Be aware. Educate yourself ‘til your eyes water, even if you think you’ve read all there is to read. Reach out to support groups and other adoptive families. Look for articles and books written by adopted children rather than just relying on “the professionals.” There are so many thoughtful publications written by adopted children and adoptive parents that may challenge your understanding of adoption and provide you with healthy ways to communicate with your child so that he or she feels heard and understood.
Be brave. Be strong for your child. Be brave enough to share your own feelings of hurt that you may have experienced regarding loss in order to relate to her or him on a deeper level. We so often try to present a perfect and pristine world for our kids, but that’s not reality and she may long to know that she’s not weird for feeling “this way.” She will benefit knowing she is not alone in feeling sad at times. Be brave enough to let your child put her or his feelings into words and share these with you.

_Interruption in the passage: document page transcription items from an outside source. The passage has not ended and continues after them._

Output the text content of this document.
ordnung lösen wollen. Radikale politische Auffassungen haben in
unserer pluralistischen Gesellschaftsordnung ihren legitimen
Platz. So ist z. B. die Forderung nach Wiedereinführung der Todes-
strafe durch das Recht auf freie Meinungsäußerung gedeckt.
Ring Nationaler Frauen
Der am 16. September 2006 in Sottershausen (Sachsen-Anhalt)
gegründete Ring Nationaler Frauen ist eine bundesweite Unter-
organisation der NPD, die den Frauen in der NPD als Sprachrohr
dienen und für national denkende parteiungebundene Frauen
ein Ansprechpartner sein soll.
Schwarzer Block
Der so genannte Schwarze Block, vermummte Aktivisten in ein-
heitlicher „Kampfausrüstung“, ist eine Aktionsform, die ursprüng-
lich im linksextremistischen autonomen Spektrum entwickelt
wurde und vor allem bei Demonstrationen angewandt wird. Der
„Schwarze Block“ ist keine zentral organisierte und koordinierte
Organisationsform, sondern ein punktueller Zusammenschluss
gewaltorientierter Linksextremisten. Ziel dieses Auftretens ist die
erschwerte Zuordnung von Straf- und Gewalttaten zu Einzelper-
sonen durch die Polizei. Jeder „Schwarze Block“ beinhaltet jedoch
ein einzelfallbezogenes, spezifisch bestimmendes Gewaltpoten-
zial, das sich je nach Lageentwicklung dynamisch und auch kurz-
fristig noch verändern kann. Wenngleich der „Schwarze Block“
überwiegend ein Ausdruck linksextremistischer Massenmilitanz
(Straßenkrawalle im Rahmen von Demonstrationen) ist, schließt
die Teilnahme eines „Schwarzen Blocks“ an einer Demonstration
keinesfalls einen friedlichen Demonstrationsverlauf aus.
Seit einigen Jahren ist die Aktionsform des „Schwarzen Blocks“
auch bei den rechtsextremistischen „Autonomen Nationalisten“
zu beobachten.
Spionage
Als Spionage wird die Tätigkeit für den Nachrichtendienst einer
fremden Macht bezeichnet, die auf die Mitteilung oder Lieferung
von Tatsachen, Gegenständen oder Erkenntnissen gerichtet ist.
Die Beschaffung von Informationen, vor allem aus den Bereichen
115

Be ready. Perhaps your child won’t exhibit any feelings of loss or sadness regarding adoption. I know plenty of kids who fit this bill and go on to become secure adults–sometimes going on to become adoptive parents themselves. But that doesn’t mean it won’t happen. While you don’t want to create something that isn’t there (that self-fulfilling prophecy thing again), don’t put yourself in denial should you recognize the signs and rather than avoid them, tackle them together. On the flip side, should your be positive about the adoption experience, surely promote that as well!
Be your child’s No. 1 advocate. At some point in your child’s life, someone may try to label her with a syndrome of sorts. You know your child better than anyone. Just because someone says it’s so, doesn’t always make it true. It could be adoption related–or it could be that a child in his class has been bullying him about his sneakers and he’s ashamed to tell you. Or it could be she doesn’t feel as smart as her best friend and so she’s given up and her grades have slipped. Or it could be she has an undiagnosed learning disability and it’s affecting her ability to concentrate. Or it could be your family’s crazy work-life balance (or lack thereof) is putting everyone on edge and he’s not getting enough sleep at night–hence the morning or bedtime blow ups. Or it could be another unrelated physical or mental health issue all together. Whatever it is, we can’t take back or take away our child’s early pain, but we can be there for him in the present and help him to grow into a strong adult through the basic principles of active parenting and an extra dose of understanding that comes along with being an adoptive parent of an adopted child.